For many involved in Texas’ wine community, it’s a question that so far doesn’t have an answer: How will all this rain affect the quality of the grapes being grown in the Hill Country and the High Plains regions of the state?
Later in the growing season, grapes require “nice, dry, warm summer days to ripen,” Pedernales Cellars’ winemaker David Kuhlken said. So even though the floods that recently devastated areas in the Hill Country, including Wimberley and San Marcos in Hays County, have brought a higher than normal amount of rain to the area’s vineyards, the extra moisture isn’t detrimental to the grapes — yet. But if this rainy weather continues into the later summer months, he said, the grapes won’t be able to ripen in time.
There’s still another problem that arises from these rainy days, however. The humidity makes the grapevines susceptible to mildew and other fungi that can grow on the skins of the grapes if left unchecked by winemakers’ careful watching and spraying, Kuhlken said. Fungi growth can lead to grape rot.
While Kuhlken and the rest of the Pedernales Cellars team in Fredericksburg have been diligent about keeping away the pests, he said he’s noticed after driving around other vineyards in the area that “some are having a harder time than others.”
It’s a problem that Pilot Knob Vineyard, northwest of Georgetown, has already been dealing with, try as owner Craig Pinkley might to fend off the fungi from his fruit. His winery has one estate vineyard, used to make a Cabernet and a Tempranillo, that he originally felt was being “turbo-charged” by all the rain earlier this year. Now, the rain is proving a hindrance.
“There’s no way to combat what comes in with so many excessive days of rain,” he said, citing mold and rot issues. “You try to stay on top of your spray regimen, but it’s hard to make your way through a soggy field.
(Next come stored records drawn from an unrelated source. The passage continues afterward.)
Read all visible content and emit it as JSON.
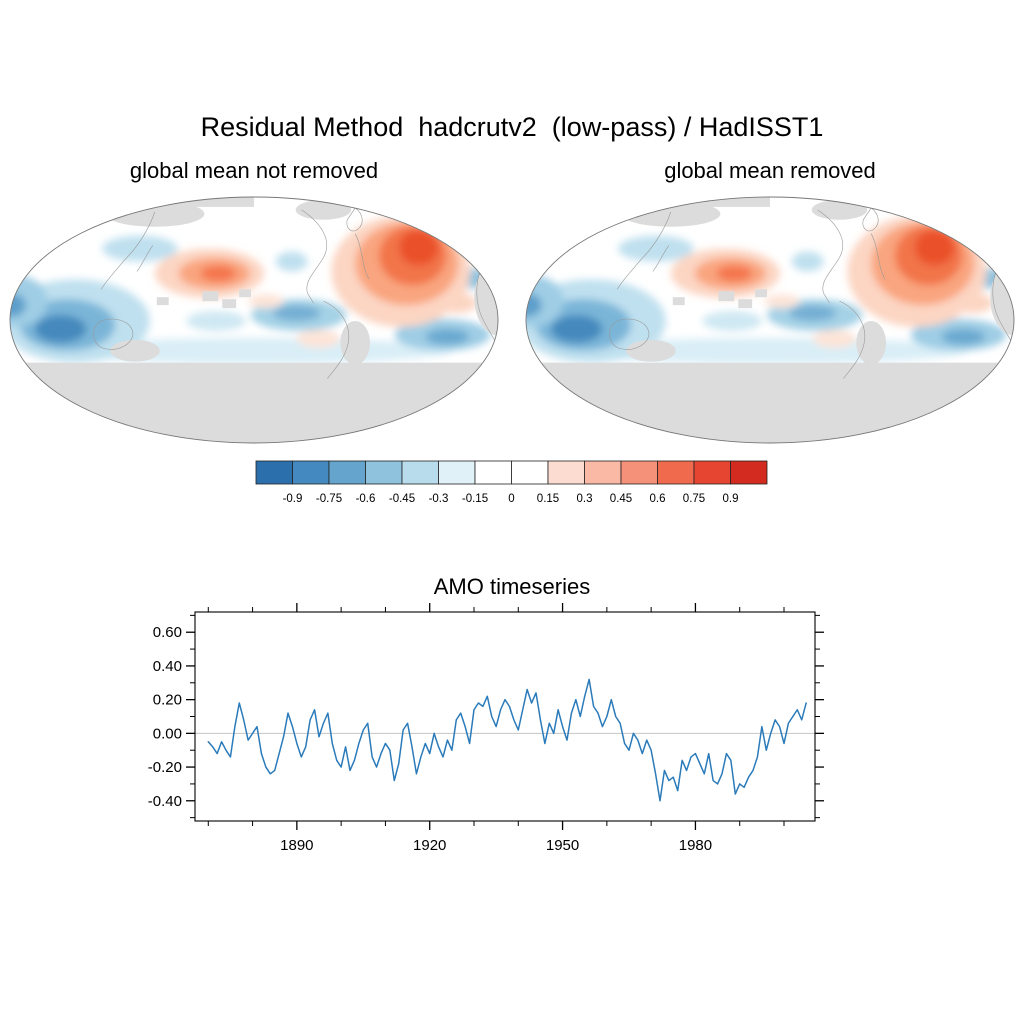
{
  "figure": {
    "title": "Residual Method  hadcrutv2  (low-pass) / HadISST1"
  },
  "maps": {
    "left_subtitle": "global mean not removed",
    "right_subtitle": "global mean removed"
  },
  "colorbar": {
    "tick_labels": [
      "-0.9",
      "-0.75",
      "-0.6",
      "-0.45",
      "-0.3",
      "-0.15",
      "0",
      "0.15",
      "0.3",
      "0.45",
      "0.6",
      "0.75",
      "0.9"
    ],
    "colors": [
      "#2c6fad",
      "#4489bf",
      "#65a5cd",
      "#8ec2dd",
      "#b9dcec",
      "#e0f1f8",
      "#ffffff",
      "#ffffff",
      "#fcdcd1",
      "#f9b9a4",
      "#f59179",
      "#f06a4d",
      "#e64531",
      "#d32b1f"
    ]
  },
  "timeseries": {
    "title": "AMO timeseries",
    "y_tick_labels": [
      "0.60",
      "0.40",
      "0.20",
      "0.00",
      "-0.20",
      "-0.40"
    ],
    "x_tick_labels": [
      "1890",
      "1920",
      "1950",
      "1980"
    ]
  },
  "chart_data": [
    {
      "type": "heatmap",
      "title": "Residual Method  hadcrutv2  (low-pass) / HadISST1",
      "panels": [
        "global mean not removed",
        "global mean removed"
      ],
      "colorbar_levels": [
        -0.9,
        -0.75,
        -0.6,
        -0.45,
        -0.3,
        -0.15,
        0,
        0.15,
        0.3,
        0.45,
        0.6,
        0.75,
        0.9
      ],
      "colorbar_colors": [
        "#2c6fad",
        "#4489bf",
        "#65a5cd",
        "#8ec2dd",
        "#b9dcec",
        "#e0f1f8",
        "#ffffff",
        "#ffffff",
        "#fcdcd1",
        "#f9b9a4",
        "#f59179",
        "#f06a4d",
        "#e64531",
        "#d32b1f"
      ],
      "legend_position": "bottom"
    },
    {
      "type": "line",
      "title": "AMO timeseries",
      "x_range": [
        1870,
        2005
      ],
      "x_step": 1,
      "series": [
        {
          "name": "AMO",
          "values": [
            -0.05,
            -0.08,
            -0.12,
            -0.05,
            -0.1,
            -0.14,
            0.04,
            0.18,
            0.08,
            -0.04,
            0.0,
            0.04,
            -0.12,
            -0.2,
            -0.24,
            -0.22,
            -0.12,
            -0.02,
            0.12,
            0.04,
            -0.06,
            -0.14,
            -0.08,
            0.08,
            0.14,
            -0.02,
            0.06,
            0.12,
            -0.06,
            -0.16,
            -0.2,
            -0.08,
            -0.22,
            -0.16,
            -0.06,
            0.02,
            0.06,
            -0.14,
            -0.2,
            -0.12,
            -0.06,
            -0.1,
            -0.28,
            -0.18,
            0.02,
            0.06,
            -0.08,
            -0.24,
            -0.14,
            -0.06,
            -0.12,
            0.0,
            -0.08,
            -0.14,
            -0.04,
            -0.1,
            0.08,
            0.12,
            0.04,
            -0.06,
            0.14,
            0.18,
            0.16,
            0.22,
            0.1,
            0.04,
            0.14,
            0.2,
            0.16,
            0.08,
            0.02,
            0.14,
            0.26,
            0.18,
            0.24,
            0.08,
            -0.06,
            0.06,
            0.0,
            0.14,
            0.04,
            -0.04,
            0.12,
            0.2,
            0.1,
            0.22,
            0.32,
            0.16,
            0.12,
            0.04,
            0.1,
            0.2,
            0.1,
            0.06,
            -0.06,
            -0.1,
            0.0,
            -0.04,
            -0.12,
            -0.04,
            -0.1,
            -0.24,
            -0.4,
            -0.22,
            -0.28,
            -0.26,
            -0.34,
            -0.16,
            -0.22,
            -0.14,
            -0.12,
            -0.18,
            -0.24,
            -0.12,
            -0.28,
            -0.3,
            -0.24,
            -0.12,
            -0.16,
            -0.36,
            -0.3,
            -0.32,
            -0.26,
            -0.22,
            -0.14,
            0.04,
            -0.1,
            0.0,
            0.08,
            0.04,
            -0.06,
            0.06,
            0.1,
            0.14,
            0.08,
            0.18
          ]
        }
      ],
      "xlim": [
        1867,
        2007
      ],
      "ylim": [
        -0.52,
        0.72
      ],
      "xticks": [
        1890,
        1920,
        1950,
        1980
      ],
      "yticks": [
        0.6,
        0.4,
        0.2,
        0.0,
        -0.2,
        -0.4
      ],
      "zero_line": true,
      "line_color": "#2b7bba",
      "grid": false
    }
  ]
}
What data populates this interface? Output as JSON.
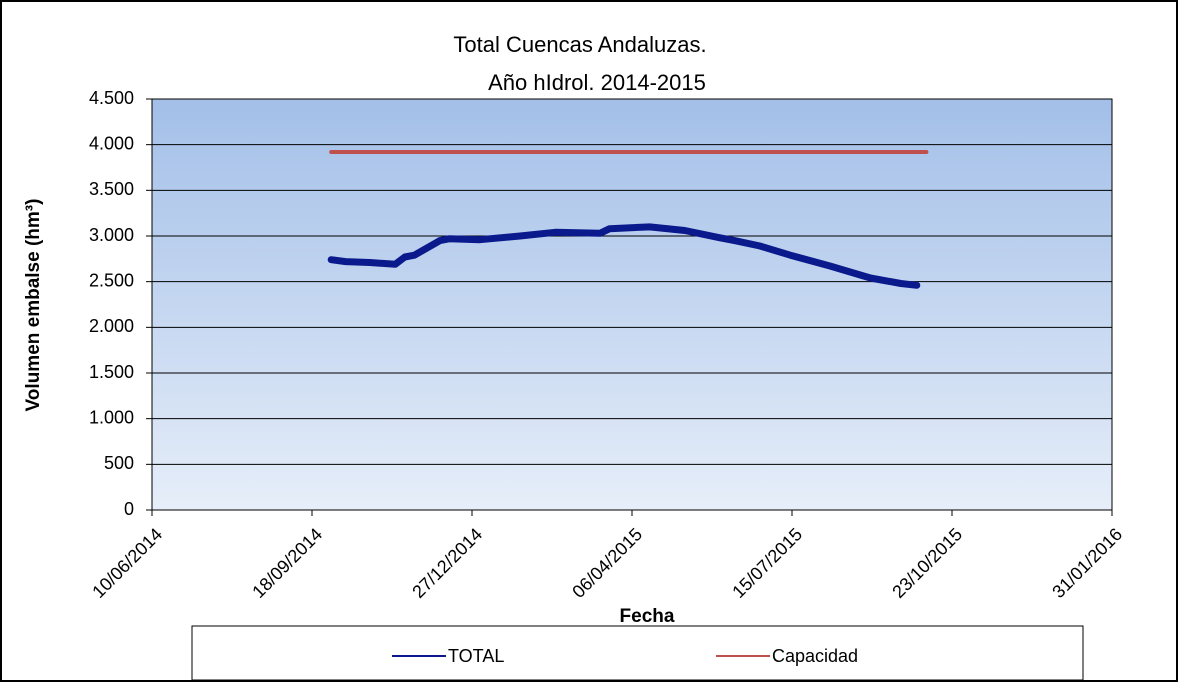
{
  "chart_data": {
    "type": "line",
    "title": [
      "Total Cuencas Andaluzas.",
      "Año hIdrol. 2014-2015"
    ],
    "x_label": "Fecha",
    "y_label": "Volumen embalse (hm³)",
    "series": [
      {
        "name": "TOTAL",
        "color": "#0a1a8c",
        "x": [
          "30/09/2014",
          "09/10/2014",
          "24/10/2014",
          "09/11/2014",
          "15/11/2014",
          "21/11/2014",
          "07/12/2014",
          "13/12/2014",
          "01/01/2015",
          "26/01/2015",
          "17/02/2015",
          "17/03/2015",
          "23/03/2015",
          "17/04/2015",
          "09/05/2015",
          "31/05/2015",
          "09/06/2015",
          "25/06/2015",
          "14/07/2015",
          "08/08/2015",
          "02/09/2015",
          "21/09/2015",
          "01/10/2015"
        ],
        "values": [
          2740,
          2720,
          2710,
          2690,
          2770,
          2790,
          2950,
          2970,
          2960,
          3000,
          3040,
          3030,
          3080,
          3100,
          3060,
          2980,
          2950,
          2890,
          2790,
          2670,
          2540,
          2480,
          2460
        ]
      },
      {
        "name": "Capacidad",
        "color": "#c0504d",
        "x": [
          "30/09/2014",
          "07/10/2015"
        ],
        "values": [
          3920,
          3920
        ]
      }
    ],
    "xlim": [
      "10/06/2014",
      "31/01/2016"
    ],
    "xticks": [
      "10/06/2014",
      "18/09/2014",
      "27/12/2014",
      "06/04/2015",
      "15/07/2015",
      "23/10/2015",
      "31/01/2016"
    ],
    "ylim": [
      0,
      4500
    ],
    "yticks": [
      0,
      500,
      {
        "value": 1000,
        "label": "1.000"
      },
      {
        "value": 1500,
        "label": "1.500"
      },
      {
        "value": 2000,
        "label": "2.000"
      },
      {
        "value": 2500,
        "label": "2.500"
      },
      {
        "value": 3000,
        "label": "3.000"
      },
      {
        "value": 3500,
        "label": "3.500"
      },
      {
        "value": 4000,
        "label": "4.000"
      },
      {
        "value": 4500,
        "label": "4.500"
      }
    ],
    "grid": true,
    "legend": "bottom"
  }
}
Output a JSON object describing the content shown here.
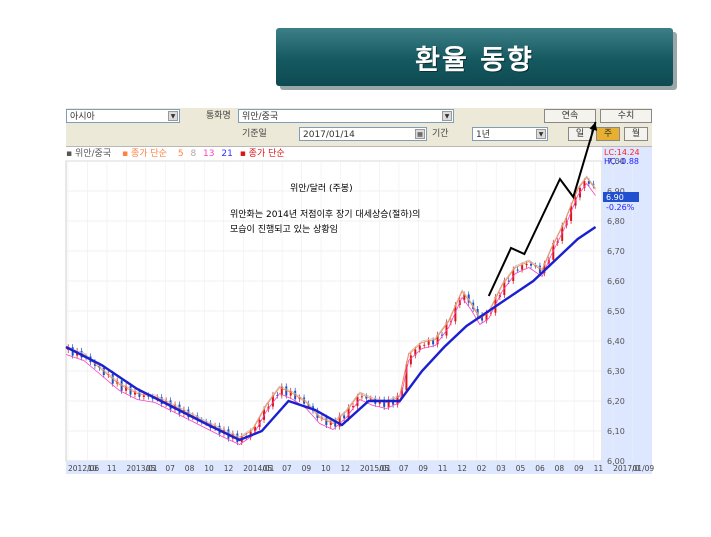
{
  "slide_title": "환율 동향",
  "toolbar": {
    "region_value": "아시아",
    "currency_label": "통화명",
    "currency_value": "위안/중국",
    "continuous_button": "연속",
    "value_button": "수치",
    "date_label": "기준일",
    "date_value": "2017/01/14",
    "period_label": "기간",
    "period_value": "1년",
    "day_button": "일",
    "week_button": "주",
    "month_button": "월"
  },
  "legend": {
    "series_name": "위안/중국",
    "ma_label": "종가 단순",
    "ma5": "5",
    "ma8": "8",
    "ma13": "13",
    "ma21": "21",
    "volume_label": "종가 단순"
  },
  "colors": {
    "up_candle": "#d81818",
    "down_candle": "#1850c8",
    "ma5": "#ff8040",
    "ma8": "#c0c0c0",
    "ma13": "#ff40c0",
    "ma21": "#3030ff",
    "trend": "#1a20d0",
    "arrow": "#000000"
  },
  "chart_data": {
    "type": "line",
    "title": "위안/달러 (주봉)",
    "annotation_line1": "위안화는 2014년 저점이후 장기 대세상승(절하)의",
    "annotation_line2": "모습이 진행되고 있는 상황임",
    "ylim": [
      6.0,
      7.0
    ],
    "y_ticks": [
      "6,00",
      "6,10",
      "6,20",
      "6,30",
      "6,40",
      "6,50",
      "6,60",
      "6,70",
      "6,80",
      "6,90",
      "7,00"
    ],
    "x_ticks": [
      "2012/06",
      "10",
      "11",
      "2013/01",
      "05",
      "07",
      "08",
      "10",
      "12",
      "2014/01",
      "05",
      "07",
      "09",
      "10",
      "12",
      "2015/01",
      "05",
      "07",
      "09",
      "11",
      "12",
      "02",
      "03",
      "05",
      "06",
      "08",
      "09",
      "11",
      "2017/0",
      "01/09"
    ],
    "lc_label": "LC:14.24",
    "hc_label": "HC:-0.88",
    "last_price": "6.90",
    "last_change": "-0.26%",
    "x_index_range": [
      0,
      240
    ],
    "price_path": [
      [
        0,
        6.37
      ],
      [
        8,
        6.35
      ],
      [
        16,
        6.3
      ],
      [
        24,
        6.25
      ],
      [
        32,
        6.22
      ],
      [
        40,
        6.21
      ],
      [
        48,
        6.18
      ],
      [
        56,
        6.15
      ],
      [
        64,
        6.12
      ],
      [
        72,
        6.09
      ],
      [
        78,
        6.07
      ],
      [
        84,
        6.1
      ],
      [
        90,
        6.18
      ],
      [
        96,
        6.24
      ],
      [
        102,
        6.22
      ],
      [
        108,
        6.19
      ],
      [
        114,
        6.14
      ],
      [
        120,
        6.12
      ],
      [
        126,
        6.16
      ],
      [
        132,
        6.22
      ],
      [
        138,
        6.2
      ],
      [
        144,
        6.19
      ],
      [
        150,
        6.21
      ],
      [
        154,
        6.35
      ],
      [
        160,
        6.39
      ],
      [
        166,
        6.4
      ],
      [
        172,
        6.46
      ],
      [
        178,
        6.56
      ],
      [
        182,
        6.52
      ],
      [
        186,
        6.47
      ],
      [
        190,
        6.49
      ],
      [
        196,
        6.58
      ],
      [
        202,
        6.64
      ],
      [
        208,
        6.66
      ],
      [
        214,
        6.63
      ],
      [
        218,
        6.7
      ],
      [
        224,
        6.79
      ],
      [
        230,
        6.9
      ],
      [
        234,
        6.94
      ],
      [
        238,
        6.9
      ]
    ],
    "trend_path": [
      [
        0,
        6.38
      ],
      [
        16,
        6.32
      ],
      [
        32,
        6.24
      ],
      [
        48,
        6.18
      ],
      [
        64,
        6.12
      ],
      [
        78,
        6.07
      ],
      [
        88,
        6.1
      ],
      [
        100,
        6.2
      ],
      [
        112,
        6.17
      ],
      [
        124,
        6.12
      ],
      [
        136,
        6.2
      ],
      [
        150,
        6.2
      ],
      [
        160,
        6.3
      ],
      [
        170,
        6.38
      ],
      [
        180,
        6.45
      ],
      [
        190,
        6.5
      ],
      [
        200,
        6.55
      ],
      [
        210,
        6.6
      ],
      [
        220,
        6.67
      ],
      [
        230,
        6.74
      ],
      [
        238,
        6.78
      ]
    ],
    "arrow_path": [
      [
        190,
        6.55
      ],
      [
        200,
        6.71
      ],
      [
        206,
        6.69
      ],
      [
        222,
        6.94
      ],
      [
        228,
        6.88
      ],
      [
        238,
        7.13
      ]
    ]
  }
}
And, of course, the spray can wash off in the rain, too.”
Pinkley is predicting lower yields of the grapes — but he can’t say for sure if the grapes that do remain will be as good in as past harvests. “Hopefully it doesn’t affect quality; I don’t think it will,” he said.
Kuhlken can’t say for sure, either. “Things are very difficult for the vineyards, but it’s a little early to say what the impact will be,” he said.
For Pedernales Cellars in particular, an April hailstorm caused the most trouble, decimating about 60 percent of the young grapes on the vines in the winery’s Kuhlken Vineyards. Although Pedernales sources grapes from seven other vineyards, none of which suffered hail damage in the April storm, the loss of the winery’s estate fruit means it won’t be able to have as many estate vintages this year as hoped — wines that come exclusively from the winery’s own vineyards and are thus special bottles.
Still, Kuhlken is optimistic. He remembers 2007, when “it rained and didn’t stop” all the way through harvest season, hampering the crop. As long as the rain lets up later this year, this harvest won’t be so bad, he said.
That’s the crucial time for growers, High Plains grape producer Neal Newsom of Newsom Vineyards said. With 150 acres devoted to growing grapes for a dozen Texas wineries, a venture he’s had in some form since the 1980s, he knows what weather conditions can do to the fruit.
“The only thing that would affect the crop in this part of the world is a lot of rain at harvest,” he said, although “if it became a biblical flood for the next four months, we’d have really bad issues.”
Thankfully, High Plains is producing a good grape harvest this year, he said. High Plains, in the northwestern part of the state, is a big provider of fruit for many Hill Country wineries.
Like Kuhlken, Pilot Knob’s Pinkley is in good spirits. “What we do is farming, so we have some kind of natural peril each year,” he said. “It’s either a freeze or a drought or, this year, too much rain. You have to learn how to roll with it, or you’re going to go batty worrying about what could happen.”